[142] By a play upon his name,—“Dracus,” or “Draco.” See the curious coincidence of “Caput Draconis,” mentioned in a later note.

[143] Cortes was never “silent upon a peak in Darien,” except in Keats’s poem.

[144] The World Encompased.

[145] [It is to be observed, however, that the Portuguese, who had made their way to the Moluccas by the Cape of Good Hope in 1512,—a year before Balboa disclosed the great sea to the Spaniards,—claim that in the very year (1520) when Magellan was finding a passage by the straits, and Cortes was exploring the Gulf of Mexico in the vain endeavor to find another, their ships from the Moluccas crossed the ocean eastward and struck the coast of California. It is also represented that the expedition conducted by Cabrillo, a Portuguese in the King of Spain’s service, went up to 44° in 1542-43. This phase of the subject is more particularly examined in Vol. II.—Ed.]

[146] It should be remembered that all these dates are of old style, and correspond to dates ten days later now.

[147] [It is a question how far north Drake went. Up to the middle of the last century, the writers, except Davis in his World’s Hydrographical Discovery, and perhaps Sir William Monson, had fixed his northing at 43°,—these two exceptions placing it at 48°, and this last opinion has been followed by Burney, Barrow, and the writer of the Life of Drake in the 1750 edition of the Biographia Britannica. Greenhow, Oregon and California, 2d edition, p. 74, doubts the later view. Drake’s aim was to find the westerly end of what was for a long time the conjectural Straits of Anian, or the northern passage to the Atlantic, which, ever since Cortereal, in 1500, had found what he supposed the easterly end of such a passage in Hudson’s Straits, had been a dream of navigators and geographers. An examination of the unstable views which were held regarding the shape and inlets of the western coast of North America, from the time of Cortes’ first expedition north, belongs to another volume of this work. A notion of the continuity of Asia and America, which was temporarily dispelled by Balboa’s discovery of the Pacific in 1513, was revived twenty years later by a certain school of geographers, and continued to be held by some for thirty or forty years. Before Drake’s time it had given place to views which more distinctly prefigured the Straits of Behring, not yet to be determined for a hundred and fifty years. The earlier conjectural propinquity of America and Asia at the north—as shown in the maps of Münster, Mercator, and others—was giving place to a more minute configuration, as shown in the maps of Zaltieri and Furlano, of which outlines are given in the text, indicating the kind of view which was prevailing regarding this northern part of the Pacific, which Drake was baffled in his attempt to explore. It is curious to observe, moreover, that Mercator in his map in zones, dated 1541, marks the region later to be called New Albion as having the star Caput Draconis in the zenith,—almost in strange anticipation of its being the spot where the English “dragon” was first to contest Spanish supremacy on the North American continent. Spain had as yet had no sharer of this northern new world.—Ed.]
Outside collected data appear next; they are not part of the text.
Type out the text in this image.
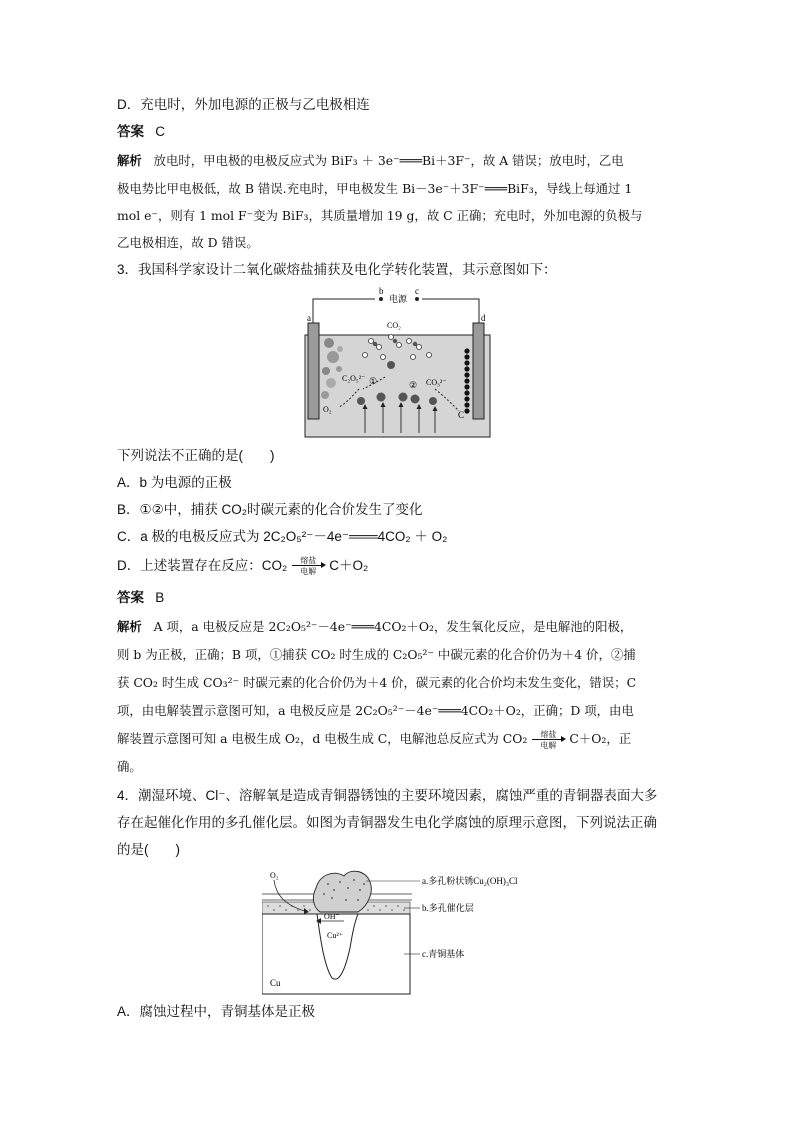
D．充电时，外加电源的正极与乙电极相连
答案 C
解析 放电时，甲电极的电极反应式为 BiF₃ ＋ 3e⁻═══Bi＋3F⁻，故 A 错误；放电时，乙电
极电势比甲电极低，故 B 错误.充电时，甲电极发生 Bi－3e⁻＋3F⁻═══BiF₃，导线上每通过 1
mol e⁻，则有 1 mol F⁻变为 BiF₃，其质量增加 19 g，故 C 正确；充电时，外加电源的负极与
乙电极相连，故 D 错误。
3．我国科学家设计二氧化碳熔盐捕获及电化学转化装置，其示意图如下：
b	c
电源
a	d
CO₂
C₂O₅²⁻	CO₃²⁻
O₂
C
①	②
下列说法不正确的是(　　)
A．b 为电源的正极
B．①②中，捕获 CO₂时碳元素的化合价发生了变化
C．a 极的电极反应式为 2C₂O₅²⁻－4e⁻═══4CO₂ ＋ O₂
D．上述装置存在反应：CO₂	熔盐
电解 C＋O₂
答案 B
解析 A 项，a 电极反应是 2C₂O₅²⁻－4e⁻═══4CO₂＋O₂，发生氧化反应，是电解池的阳极，
则 b 为正极，正确；B 项，①捕获 CO₂ 时生成的 C₂O₅²⁻ 中碳元素的化合价仍为＋4 价，②捕
获 CO₂ 时生成 CO₃²⁻ 时碳元素的化合价仍为＋4 价，碳元素的化合价均未发生变化，错误；C
项，由电解装置示意图可知，a 电极反应是 2C₂O₅²⁻－4e⁻═══4CO₂＋O₂，正确；D 项，由电
解装置示意图可知 a 电极生成 O₂，d 电极生成 C，电解池总反应式为 CO₂	熔盐
电解	C＋O₂，正
确。
4．潮湿环境、Cl⁻、溶解氧是造成青铜器锈蚀的主要环境因素，腐蚀严重的青铜器表面大多
存在起催化作用的多孔催化层。如图为青铜器发生电化学腐蚀的原理示意图，下列说法正确
的是(　　)
O₂
OH⁻
Cu²⁺
Cu
a.多孔粉状锈Cu₂(OH)₃Cl
b.多孔催化层
c.青铜基体
A．腐蚀过程中，青铜基体是正极
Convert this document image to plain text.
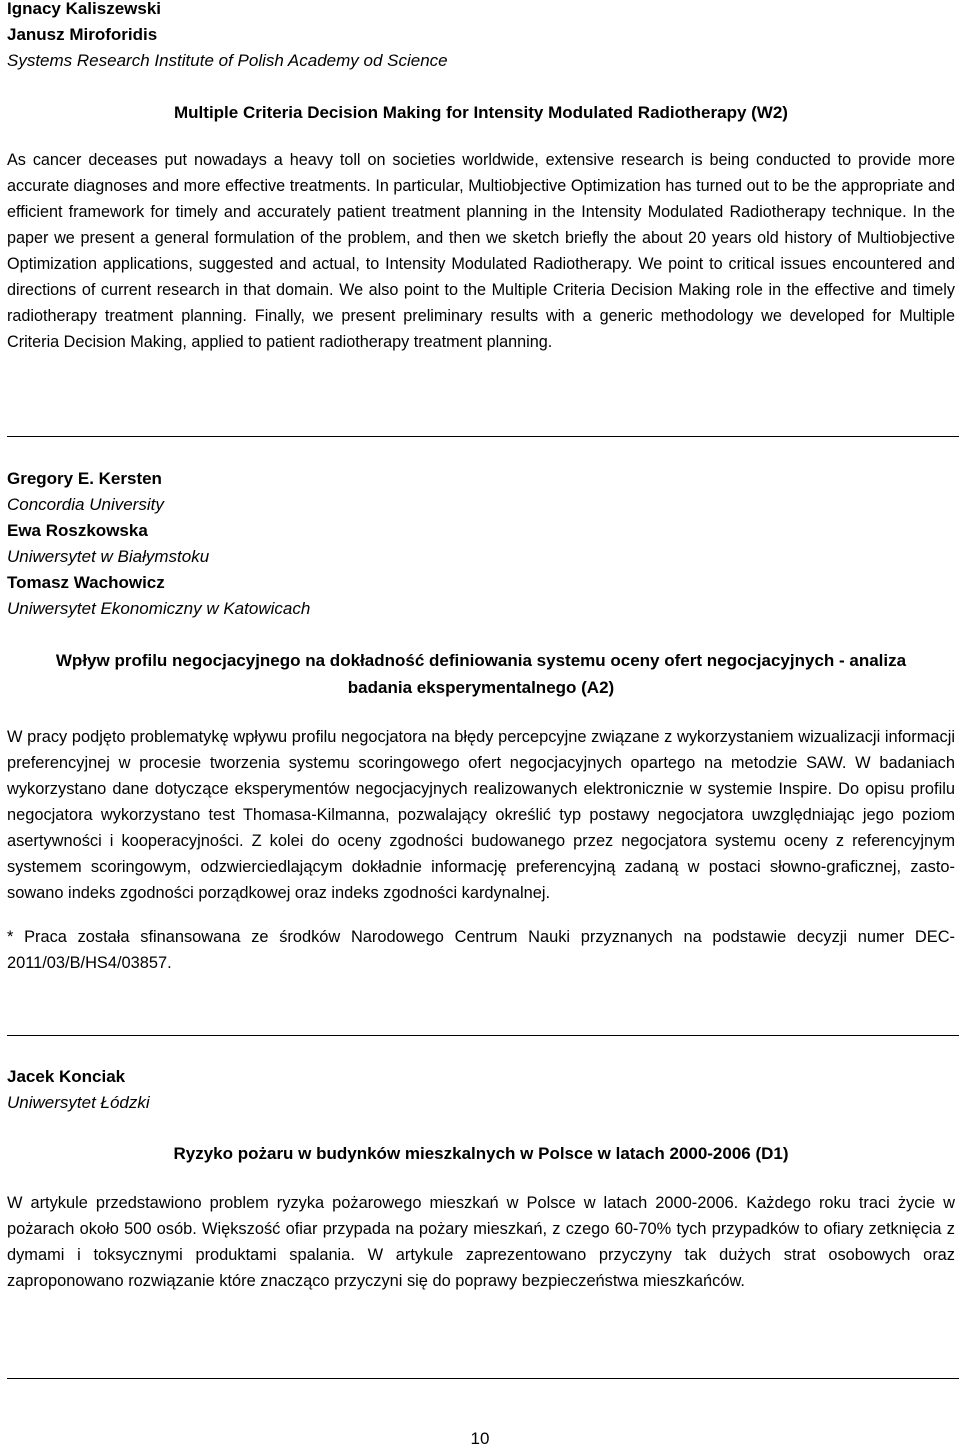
Ignacy Kaliszewski
Janusz Miroforidis
Systems Research Institute of Polish Academy od Science
Multiple Criteria Decision Making for Intensity Modulated Radiotherapy (W2)
As cancer deceases put nowadays a heavy toll on societies worldwide, extensive research is being conducted to provide more accurate diagnoses and more effective treatments. In particular, Multiobjective Optimization has turned out to be the appropriate and efficient framework for timely and accurately patient treatment planning in the Intensity Modulated Radiotherapy technique. In the paper we present a general formulation of the problem, and then we sketch briefly the about 20 years old history of Multiobjective Optimization applications, suggested and actual, to Intensity Modulated Radiotherapy. We point to critical issues encountered and directions of current research in that domain. We also point to the Multiple Criteria Decision Making role in the effective and timely radiotherapy treatment planning. Finally, we present preliminary results with a generic methodology we developed for Multiple Criteria Decision Making, applied to patient radiotherapy treatment planning.
Gregory E. Kersten
Concordia University
Ewa Roszkowska
Uniwersytet w Białymstoku
Tomasz Wachowicz
Uniwersytet Ekonomiczny w Katowicach
Wpływ profilu negocjacyjnego na dokładność definiowania systemu oceny ofert negocjacyjnych - analiza badania eksperymentalnego (A2)
W pracy podjęto problematykę wpływu profilu negocjatora na błędy percepcyjne związane z wykorzystaniem wizualizacji informacji preferencyjnej w procesie tworzenia systemu scoringowego ofert negocjacyjnych opartego na metodzie SAW. W badaniach wykorzystano dane dotyczące eksperymentów negocjacyjnych realizowanych elektronicznie w systemie Inspire. Do opisu profilu negocjatora wykorzystano test Thomasa-Kilmanna, pozwalający określić typ postawy negocjatora uwzględniając jego poziom asertywności i kooperacyjności. Z kolei do oceny zgodności budowanego przez negocjatora systemu oceny z referencyjnym systemem scoringowym, odzwierciedlającym dokładnie informację preferencyjną zadaną w postaci słowno-graficznej, zastosowano indeks zgodności porządkowej oraz indeks zgodności kardynalnej.
* Praca została sfinansowana ze środków Narodowego Centrum Nauki przyznanych na podstawie decyzji numer DEC-2011/03/B/HS4/03857.
Jacek Konciak
Uniwersytet Łódzki
Ryzyko pożaru w budynków mieszkalnych w Polsce w latach 2000-2006 (D1)
W artykule przedstawiono problem ryzyka pożarowego mieszkań w Polsce w latach 2000-2006. Każdego roku traci życie w pożarach około 500 osób. Większość ofiar przypada na pożary mieszkań, z czego 60-70% tych przypadków to ofiary zetknięcia z dymami i toksycznymi produktami spalania. W artykule zaprezentowano przyczyny tak dużych strat osobowych oraz zaproponowano rozwiązanie które znacząco przyczyni się do poprawy bezpieczeństwa mieszkańców.
10
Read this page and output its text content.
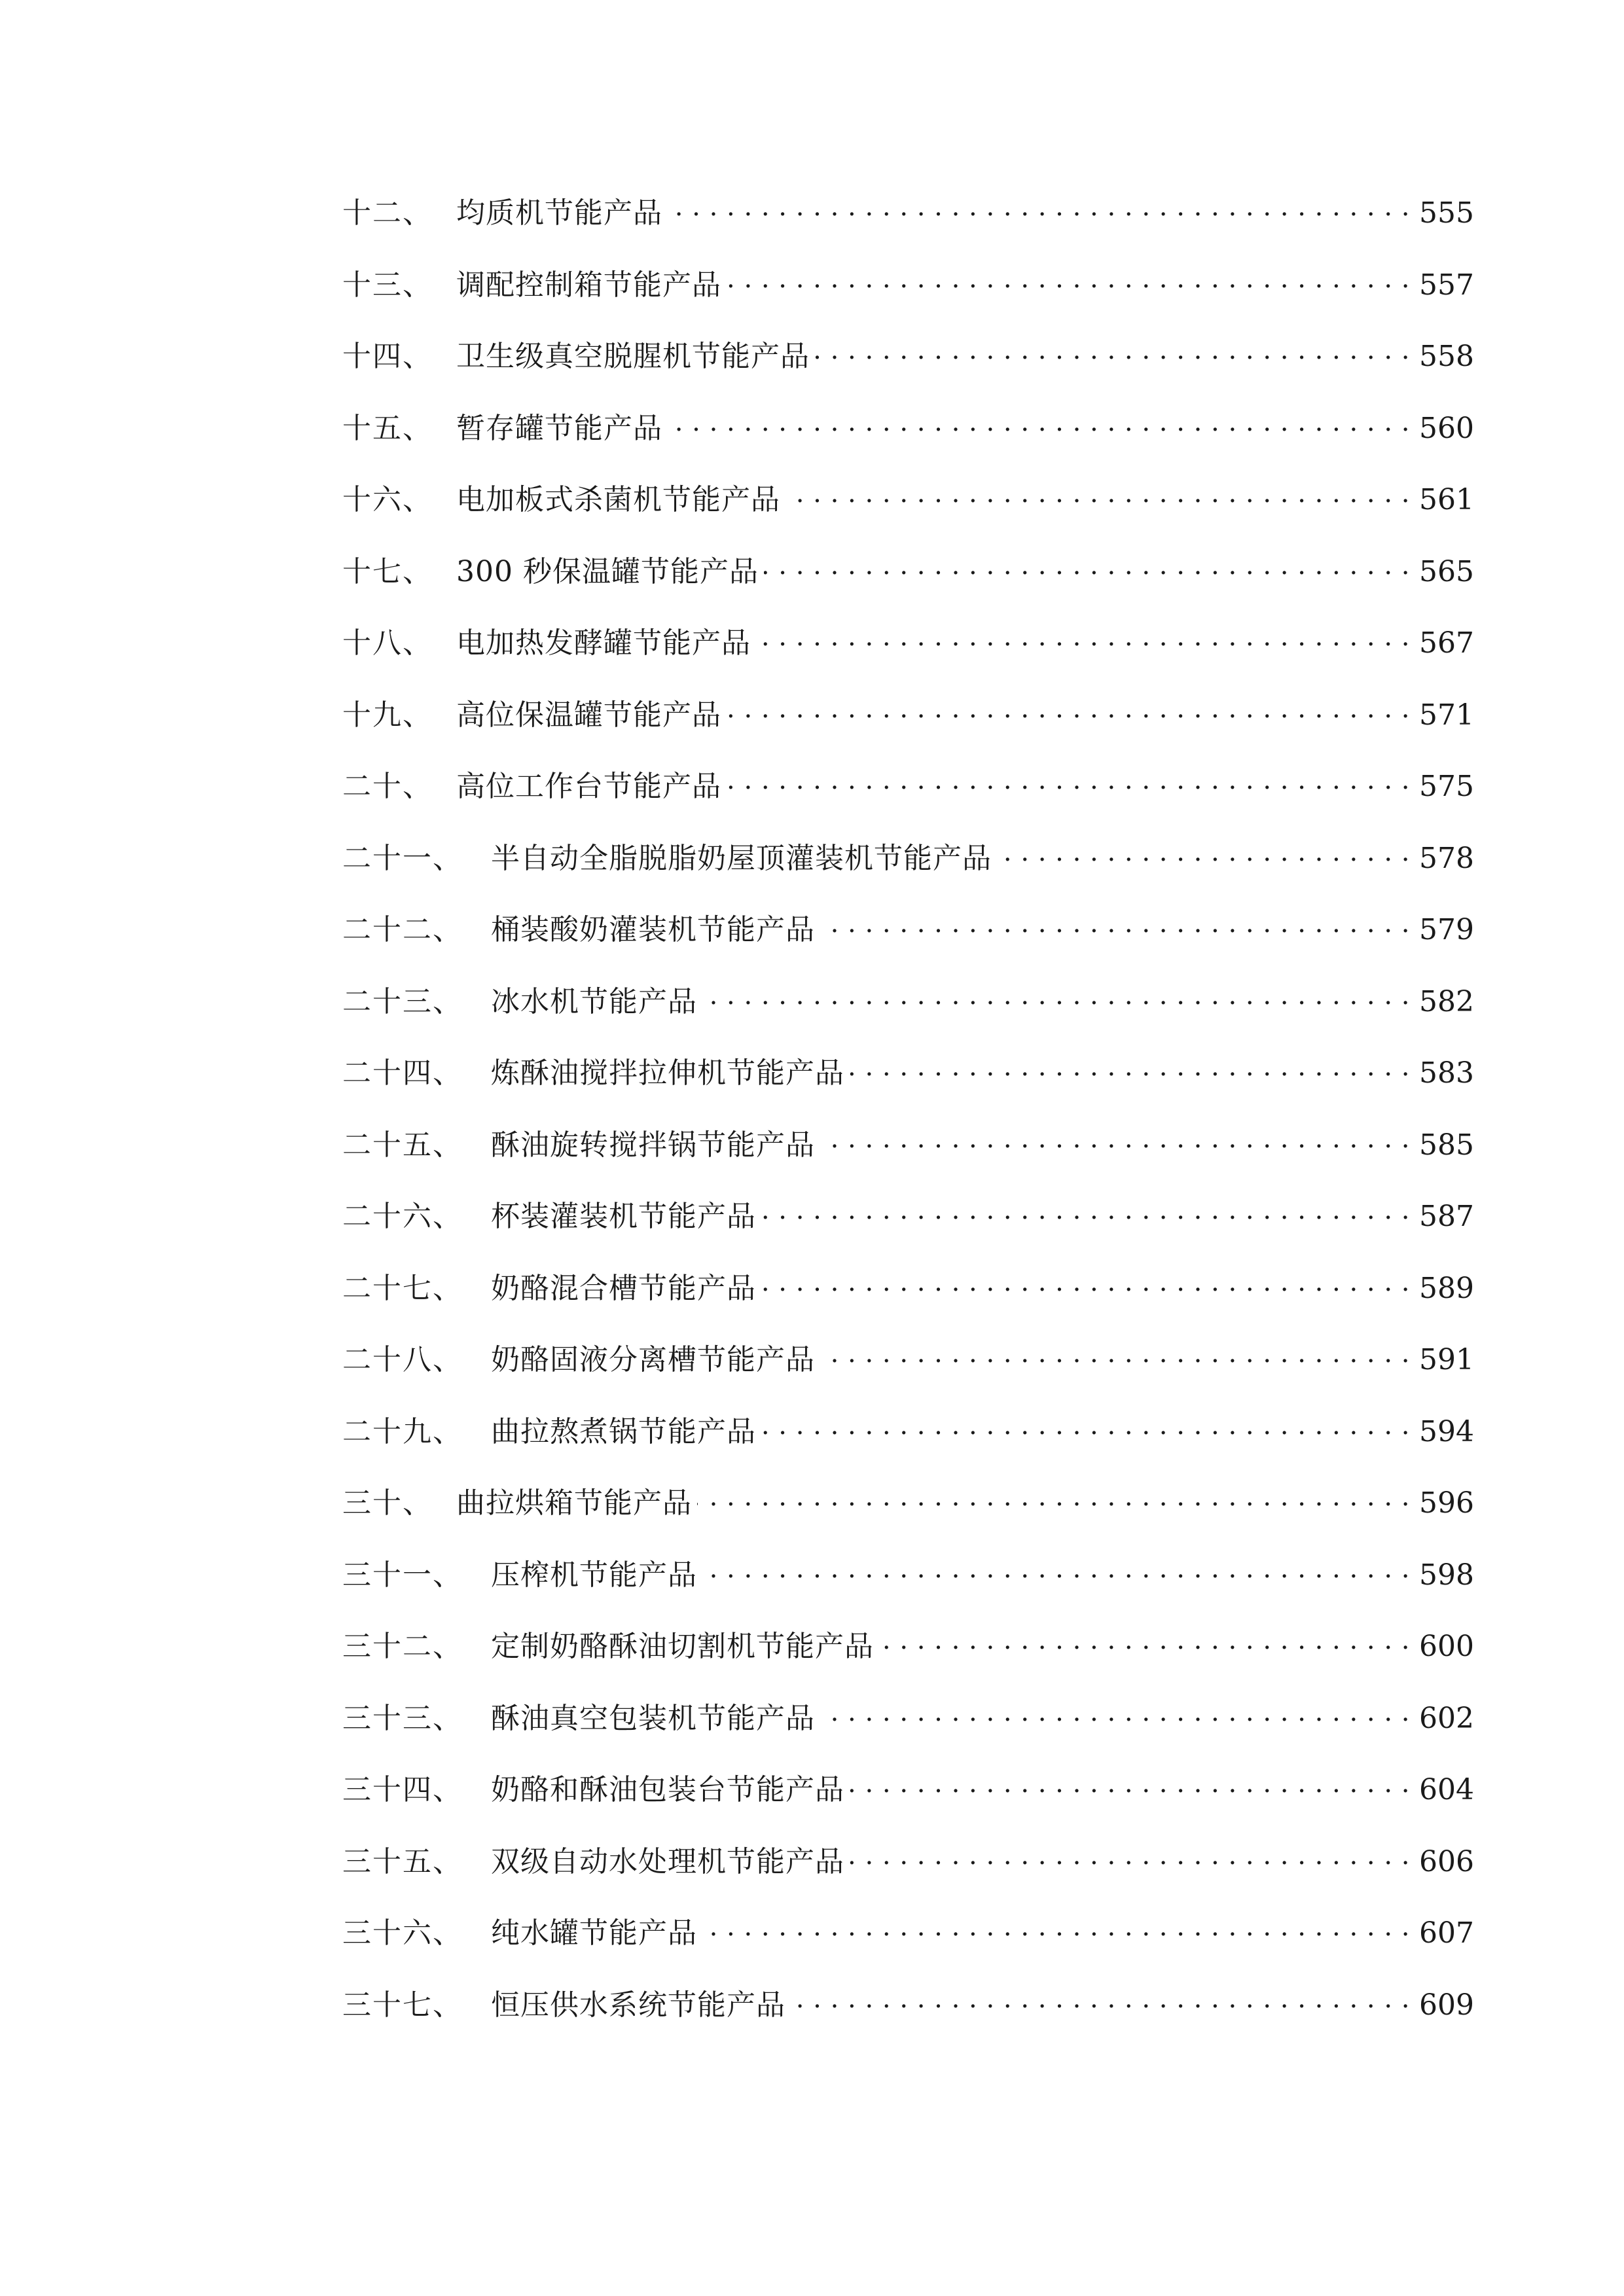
十二、 均质机节能产品 . . .	555
十三、 调配控制箱节能产品 . . .	557
十四、 卫生级真空脱腥机节能产品 . . .	558
十五、 暂存罐节能产品 . . .	560
十六、 电加板式杀菌机节能产品 . . .	561
十七、 300 秒保温罐节能产品 . . .	565
十八、 电加热发酵罐节能产品 . . .	567
十九、 高位保温罐节能产品 . . .	571
二十、 高位工作台节能产品 . . .	575
二十一、 半自动全脂脱脂奶屋顶灌装机节能产品 . . .	578
二十二、 桶装酸奶灌装机节能产品 . . .	579
二十三、 冰水机节能产品 . . .	582
二十四、 炼酥油搅拌拉伸机节能产品 . . .	583
二十五、 酥油旋转搅拌锅节能产品 . . .	585
二十六、 杯装灌装机节能产品 . . .	587
二十七、 奶酪混合槽节能产品 . . .	589
二十八、 奶酪固液分离槽节能产品 . . .	591
二十九、 曲拉熬煮锅节能产品 . . .	594
三十、 曲拉烘箱节能产品 . . .	596
三十一、 压榨机节能产品 . . .	598
三十二、 定制奶酪酥油切割机节能产品 . . .	600
三十三、 酥油真空包装机节能产品 . . .	602
三十四、 奶酪和酥油包装台节能产品 . . .	604
三十五、 双级自动水处理机节能产品 . . .	606
三十六、 纯水罐节能产品 . . .	607
三十七、 恒压供水系统节能产品 . . .	609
[148] In the narrative in Hakluyt tobàh is always called tobacco. But Fletcher and Drake’s nephew in The World Encompassed call it tobàh or tabàh; and they knew tobacco and its name perfectly well. They speak of it as an herb new to them. There is no evidence that the natives smoked tobàh.

[149] Alarcon’s account is in these words. He speaks of the winter houses of which Nargarchato informed him. “He told me that these houses were of wood covered with earth on the outside, and plastered with clay within; that they were in form of a round room.” The reader should remember that Fletcher alludes to the architectural device, still to be seen in old New England churches, where the roof rises on all sides to a spire in the middle.

[150] The fondness for feathers is observed by later voyagers; cf. La Perouse.

[151] So in Shelvocke’s journal of his voyage in 1719. “The soil about Puerto Seguro, and very likely in most of the valleys, is a rich black mould, which, as you turn it up fresh to the sun, appears as if intermixed with gold and dust.”